The judge is nonetheless instructed to penalize format violations, contradictions, and missing required details.
Judge Prompt
You are an expert evaluator. Given an instruction, a reference answer, and a
candidate response, score the candidate response on a scale of 0-1 based on
correctness. Allow semantically equivalent answers when appropriate, but do not
reward contradictions, missing required details, or format violations. Return
ONLY a JSON object with "score" (0.0-1.0) and "reasoning" fields.
The judge returns:
{
"score": 0.85,
"reasoning": "The candidate correctly identifies the answer but omits one supporting detail present in the reference."
}
Fail-Closed Scoring
| Condition | Score |
|---|---|
| Judge returns a valid score 0.0–1.0 | That score |
| Candidate API error | 0 |
| Judge API error | 0 |
| Judge response unparseable | 0 |
| Score field null or absent | 0 |
Score Calculation
Average Score (avg_score) — mean of all per-prompt scores across the evaluation set.

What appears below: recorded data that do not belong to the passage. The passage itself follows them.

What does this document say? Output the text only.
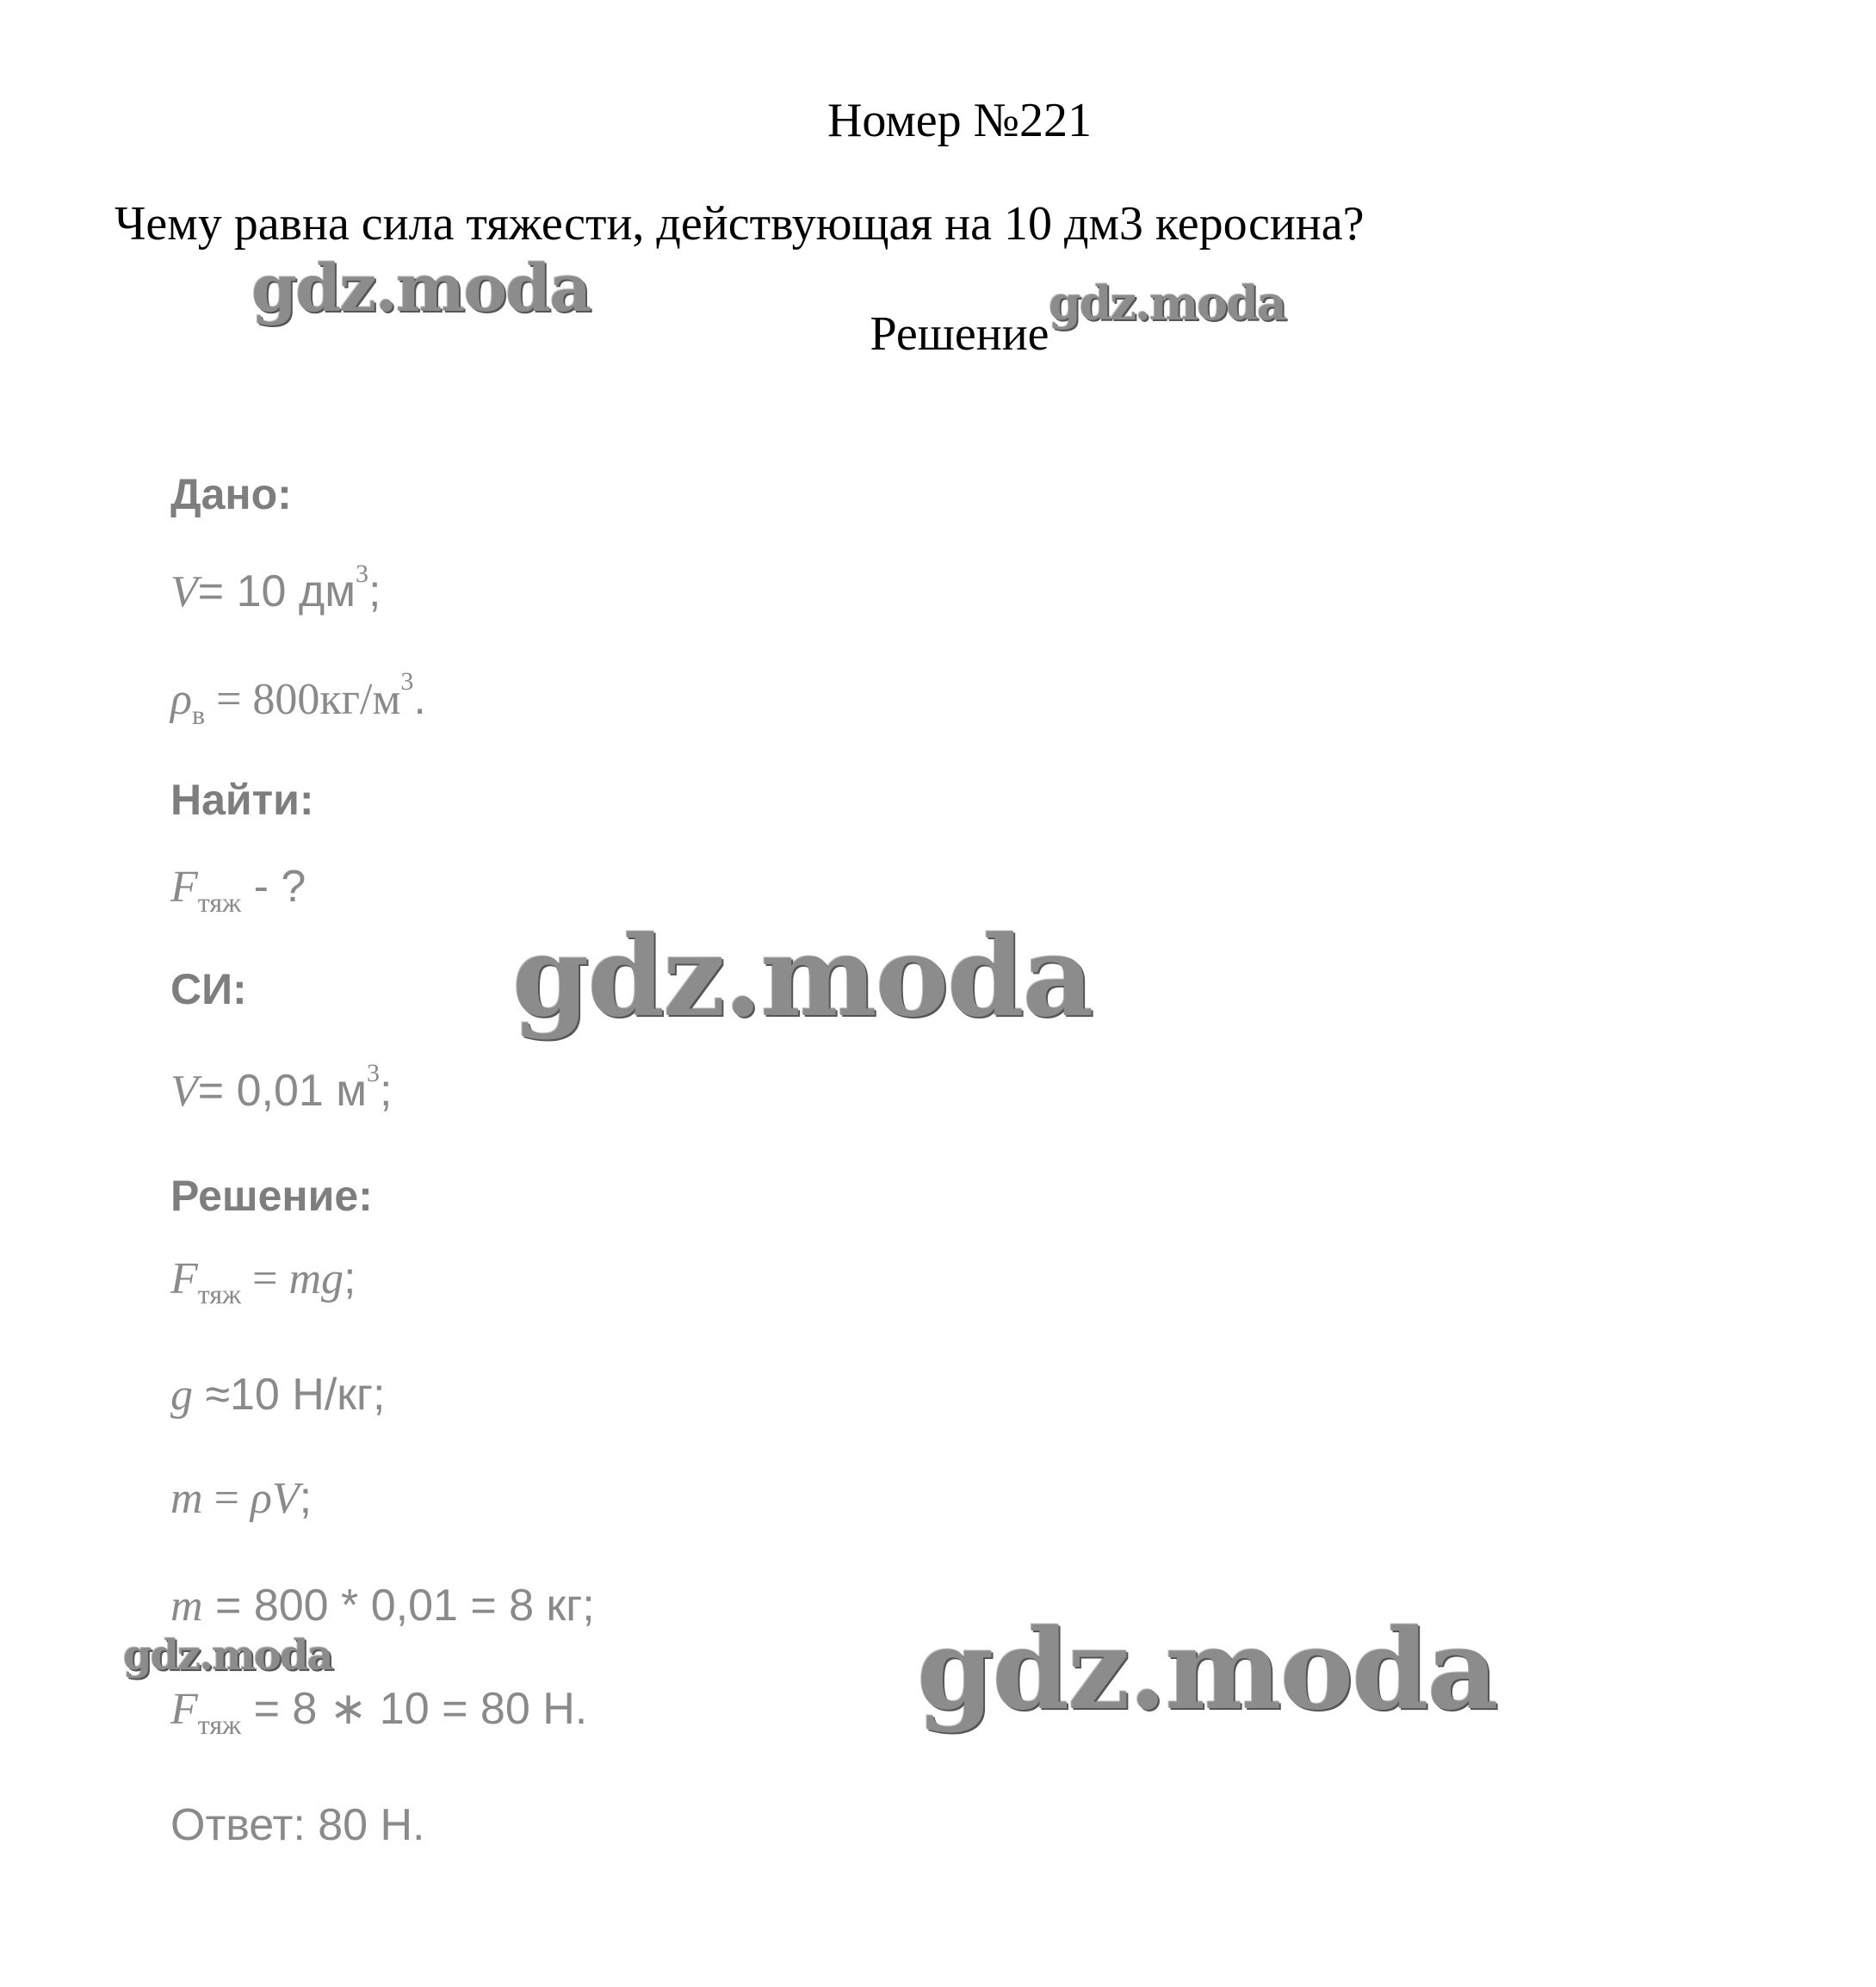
Номер №221
Чему равна сила тяжести, действующая на 10 дм3 керосина?
Решение
gdz.moda	gdz.moda
gdz.moda
gdz.moda	gdz.moda
Дано:
V= 10 $дм^3$;
$\rho_в = 800кг/м^3$.
Найти:
$F_{тяж}$ - ?
СИ:
V= 0,01 $м^3$;
Решение:
$F_{тяж}$ = mg;
g ≈10 Н/кг;
m = ρV;
m = 800 * 0,01 = 8 кг;
$F_{тяж} = 8$ ∗ 10 = 80 Н.
Ответ: 80 Н.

Errors count as 0 and are never excluded from the denominator.
Pass Rate (pass_rate) — fraction of prompts where the score was 0.9 or above. Measures how often the model produces a near-perfect response, not merely a partially correct one.
A model with high avg_score but low pass_rate is consistently good but rarely excellent.

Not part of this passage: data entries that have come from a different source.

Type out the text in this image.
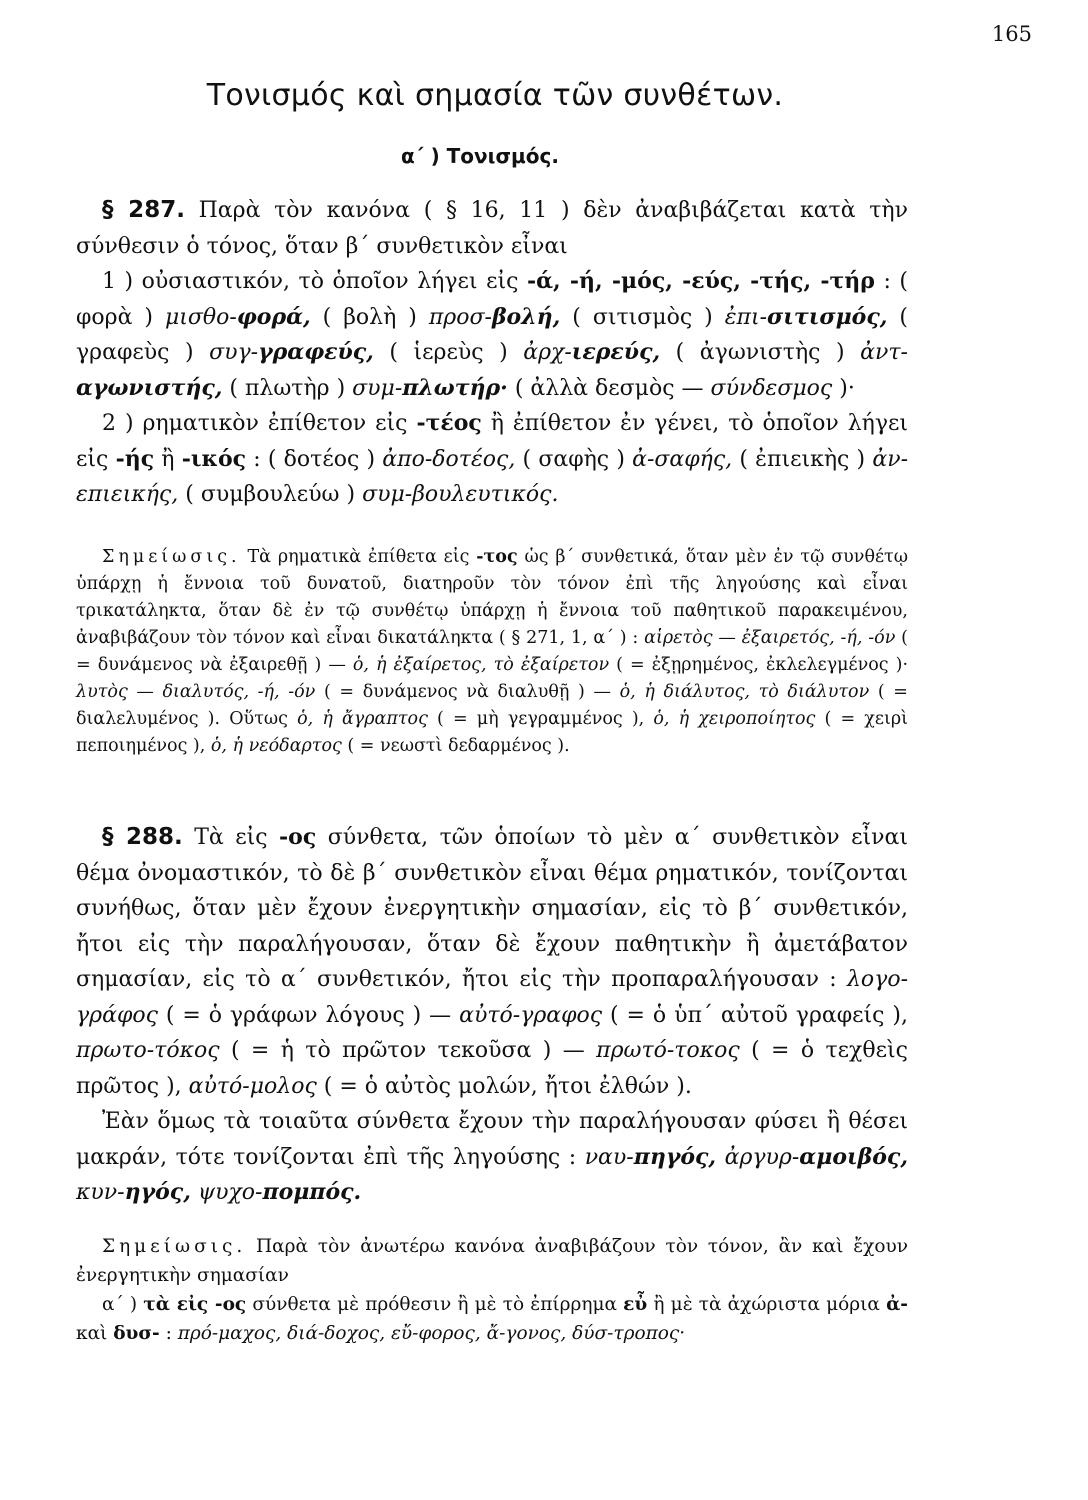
165
Τονισμός καὶ σημασία τῶν συνθέτων.
α΄ ) Τονισμός.

§ 287. Παρὰ τὸν κανόνα ( § 16, 11 ) δὲν ἀναβιβάζεται κατὰ τὴν σύνθεσιν ὁ τόνος, ὅταν β΄ συνθετικὸν εἶναι

1 ) οὐσιαστικόν, τὸ ὁποῖον λήγει εἰς -ά, -ή, -μός, -εύς, -τής, -τήρ : ( φορὰ ) μισθο-φορά, ( βολὴ ) προσ-βολή, ( σιτισμὸς ) ἐπι-σιτισμός, ( γραφεὺς ) συγ-γραφεύς, ( ἱερεὺς ) ἀρχ-ιερεύς, ( ἀγωνιστὴς ) ἀντ-αγωνιστής, ( πλωτὴρ ) συμ-πλωτήρ· ( ἀλλὰ δεσμὸς — σύνδεσμος )·

2 ) ρηματικὸν ἐπίθετον εἰς -τέος ἢ ἐπίθετον ἐν γένει, τὸ ὁποῖον λήγει εἰς -ής ἢ -ικός : ( δοτέος ) ἀπο-δοτέος, ( σαφὴς ) ἀ-σαφής, ( ἐπιεικὴς ) ἀν-επιεικής, ( συμβουλεύω ) συμ-βουλευτικός.

Σημείωσις. Τὰ ρηματικὰ ἐπίθετα εἰς -τος ὡς β΄ συνθετικά, ὅταν μὲν ἐν τῷ συνθέτῳ ὑπάρχῃ ἡ ἔννοια τοῦ δυνατοῦ, διατηροῦν τὸν τόνον ἐπὶ τῆς ληγούσης καὶ εἶναι τρικατάληκτα, ὅταν δὲ ἐν τῷ συνθέτῳ ὑπάρχῃ ἡ ἔννοια τοῦ παθητικοῦ παρακειμένου, ἀναβιβάζουν τὸν τόνον καὶ εἶναι δικατάληκτα ( § 271, 1, α΄ ) : αἱρετὸς — ἐξαιρετός, -ή, -όν ( = δυνάμενος νὰ ἐξαιρεθῇ ) — ὁ, ἡ ἐξαίρετος, τὸ ἐξαίρετον ( = ἐξῃρημένος, ἐκλελεγμένος )· λυτὸς — διαλυτός, -ή, -όν ( = δυνάμενος νὰ διαλυθῇ ) — ὁ, ἡ διάλυτος, τὸ διάλυτον ( = διαλελυμένος ). Οὕτως ὁ, ἡ ἄγραπτος ( = μὴ γεγραμμένος ), ὁ, ἡ χειροποίητος ( = χειρὶ πεποιημένος ), ὁ, ἡ νεόδαρτος ( = νεωστὶ δεδαρμένος ).

§ 288. Τὰ εἰς -ος σύνθετα, τῶν ὁποίων τὸ μὲν α΄ συνθετικὸν εἶναι θέμα ὀνομαστικόν, τὸ δὲ β΄ συνθετικὸν εἶναι θέμα ρηματικόν, τονίζονται συνήθως, ὅταν μὲν ἔχουν ἐνεργητικὴν σημασίαν, εἰς τὸ β΄ συνθετικόν, ἤτοι εἰς τὴν παραλήγουσαν, ὅταν δὲ ἔχουν παθητικὴν ἢ ἀμετάβατον σημασίαν, εἰς τὸ α΄ συνθετικόν, ἤτοι εἰς τὴν προπαραλήγουσαν : λογο-γράφος ( = ὁ γράφων λόγους ) — αὐτό-γραφος ( = ὁ ὑπ΄ αὐτοῦ γραφείς ), πρωτο-τόκος ( = ἡ τὸ πρῶτον τεκοῦσα ) — πρωτό-τοκος ( = ὁ τεχθεὶς πρῶτος ), αὐτό-μολος ( = ὁ αὐτὸς μολών, ἤτοι ἐλθών ).

Ἐὰν ὅμως τὰ τοιαῦτα σύνθετα ἔχουν τὴν παραλήγουσαν φύσει ἢ θέσει μακράν, τότε τονίζονται ἐπὶ τῆς ληγούσης : ναυ-πηγός, ἀργυρ-αμοιβός, κυν-ηγός, ψυχο-πομπός.

Σημείωσις. Παρὰ τὸν ἀνωτέρω κανόνα ἀναβιβάζουν τὸν τόνον, ἂν καὶ ἔχουν ἐνεργητικὴν σημασίαν

α΄ ) τὰ εἰς -ος σύνθετα μὲ πρόθεσιν ἢ μὲ τὸ ἐπίρρημα εὖ ἢ μὲ τὰ ἀχώριστα μόρια ἀ- καὶ δυσ- : πρό-μαχος, διά-δοχος, εὔ-φορος, ἄ-γονος, δύσ-τροπος·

Leaderboard and Comparison Rules
What Makes a Valid Comparison
Two results are directly comparable only when they share the same comparison key:
- same dataset (snapshot)
- same judge configuration and judge system prompt
- same generation system prompt
- same scoring method
Results with different comparison keys answer different questions and cannot be ranked against each other.
To compare multiple candidates against each other, evaluate each on the same dataset with the same judge configuration. No additional setup is needed — candidates sharing the same dataset and judge automatically appear in the same leaderboard group and are ranked together. Each workload holds one candidate endpoint; create one workload per candidate to build a comparison set.

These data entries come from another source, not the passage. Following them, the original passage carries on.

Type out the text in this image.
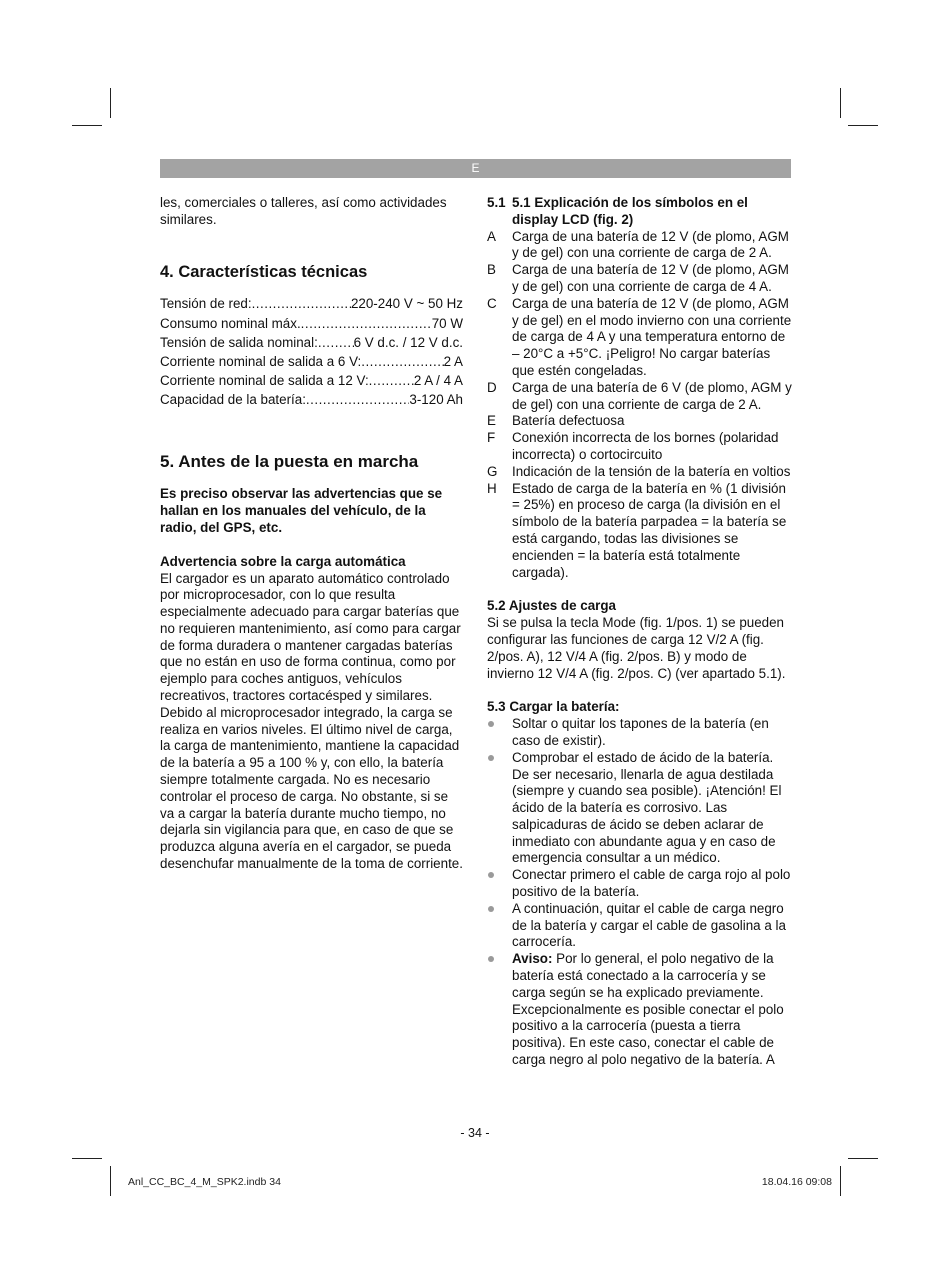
E

les, comerciales o talleres, así como actividades similares.

4. Características técnicas

Tensión de red: .....	220-240 V ~ 50 Hz
Consumo nominal máx. .....	70 W
Tensión de salida nominal: .....	6 V d.c. / 12 V d.c.
Corriente nominal de salida a 6 V: .....	2 A
Corriente nominal de salida a 12 V: .....	2 A / 4 A
Capacidad de la batería: .....	3-120 Ah

5. Antes de la puesta en marcha

Es preciso observar las advertencias que se hallan en los manuales del vehículo, de la radio, del GPS, etc.

Advertencia sobre la carga automática

El cargador es un aparato automático controlado por microprocesador, con lo que resulta especialmente adecuado para cargar baterías que no requieren mantenimiento, así como para cargar de forma duradera o mantener cargadas baterías que no están en uso de forma continua, como por ejemplo para coches antiguos, vehículos recreativos, tractores cortacésped y similares. Debido al microprocesador integrado, la carga se realiza en varios niveles. El último nivel de carga, la carga de mantenimiento, mantiene la capacidad de la batería a 95 a 100 % y, con ello, la batería siempre totalmente cargada. No es necesario controlar el proceso de carga. No obstante, si se va a cargar la batería durante mucho tiempo, no dejarla sin vigilancia para que, en caso de que se produzca alguna avería en el cargador, se pueda desenchufar manualmente de la toma de corriente.

5.1 5.1 Explicación de los símbolos en el display LCD (fig. 2)
A	Carga de una batería de 12 V (de plomo, AGM y de gel) con una corriente de carga de 2 A.
B	Carga de una batería de 12 V (de plomo, AGM y de gel) con una corriente de carga de 4 A.
C	Carga de una batería de 12 V (de plomo, AGM y de gel) en el modo invierno con una corriente de carga de 4 A y una temperatura entorno de – 20°C a +5°C. ¡Peligro! No cargar baterías que estén congeladas.
D	Carga de una batería de 6 V (de plomo, AGM y de gel) con una corriente de carga de 2 A.
E	Batería defectuosa
F	Conexión incorrecta de los bornes (polaridad incorrecta) o cortocircuito
G	Indicación de la tensión de la batería en voltios
H	Estado de carga de la batería en % (1 división = 25%) en proceso de carga (la división en el símbolo de la batería parpadea = la batería se está cargando, todas las divisiones se encienden = la batería está totalmente cargada).

5.2 Ajustes de carga

Si se pulsa la tecla Mode (fig. 1/pos. 1) se pueden configurar las funciones de carga 12 V/2 A (fig. 2/pos. A), 12 V/4 A (fig. 2/pos. B) y modo de invierno 12 V/4 A (fig. 2/pos. C) (ver apartado 5.1).

5.3 Cargar la batería:

Soltar o quitar los tapones de la batería (en caso de existir).
Comprobar el estado de ácido de la batería. De ser necesario, llenarla de agua destilada (siempre y cuando sea posible). ¡Atención! El ácido de la batería es corrosivo. Las salpicaduras de ácido se deben aclarar de inmediato con abundante agua y en caso de emergencia consultar a un médico.
Conectar primero el cable de carga rojo al polo positivo de la batería.
A continuación, quitar el cable de carga negro de la batería y cargar el cable de gasolina a la carrocería.
Aviso: Por lo general, el polo negativo de la batería está conectado a la carrocería y se carga según se ha explicado previamente. Excepcionalmente es posible conectar el polo positivo a la carrocería (puesta a tierra positiva). En este caso, conectar el cable de carga negro al polo negativo de la batería. A
- 34 -
Anl_CC_BC_4_M_SPK2.indb 34	18.04.16 09:08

Ranking Within a Comparison
Candidates are ranked in order:
avg_scoredescending — overall correctnesspass_ratedescending — frequency of near-perfect answerssample_countdescending — larger samples are statistically more reliableavg_latency_msascending — generation speed, tiebreaker only
Re-Judging
The same generated responses can be scored again with a different judge configuration. Each judge run produces an independent leaderboard row. Useful for cross-validating judge agreement or auditing a borderline result. Re-judging does not require re-running the candidate model.
Custom Datasets
Teams can evaluate models on their own data when domain-specific capability matters more than cross-model rankings on public benchmarks.
Dataset Format
Upload a JSONL or CSV file with two required fields:
- instruction — the prompt sent to the candidate model
- ground_truth_response — the reference answer the judge compares against
For multiple-choice questions, embed the lettered options in the instruction text. For context-dependent tasks, prepend the context to the instruction. The platform handles import and storage automatically.
Generation System Prompt
Every evaluation run requires a generation system prompt. When uploading a custom dataset, choose one of:
Option A — Use a built-in prompt if your dataset matches a known task type:
| Dataset type | Built-in prompt |
|---|---|
| Multiple choice (A/B/C/D) | MMLU-Pro MCQ or GPQA Expert Science MCQ |
| Python code generation | HumanEval Python Code |
| Competition math | MATH-500 Final Answer |
| Instruction-following | IFEval Instruction Following |
| Physics / science reasoning | Quantum Mechanics Chain-of-Thought |
Option B — Use the general-purpose prompt for mixed or unknown task types:
You are a knowledgeable assistant. Answer the question or complete the task as accurately as possible. If the question has a single correct answer, state it directly. If it requires an explanation, keep your response clear and concise.
The prompt is stored with the dataset and reused on every subsequent run. For datasets with strict output requirements (a single letter, a number, a code block), choose a prompt that specifies the expected format explicitly — the judge compares raw response text against the ground truth.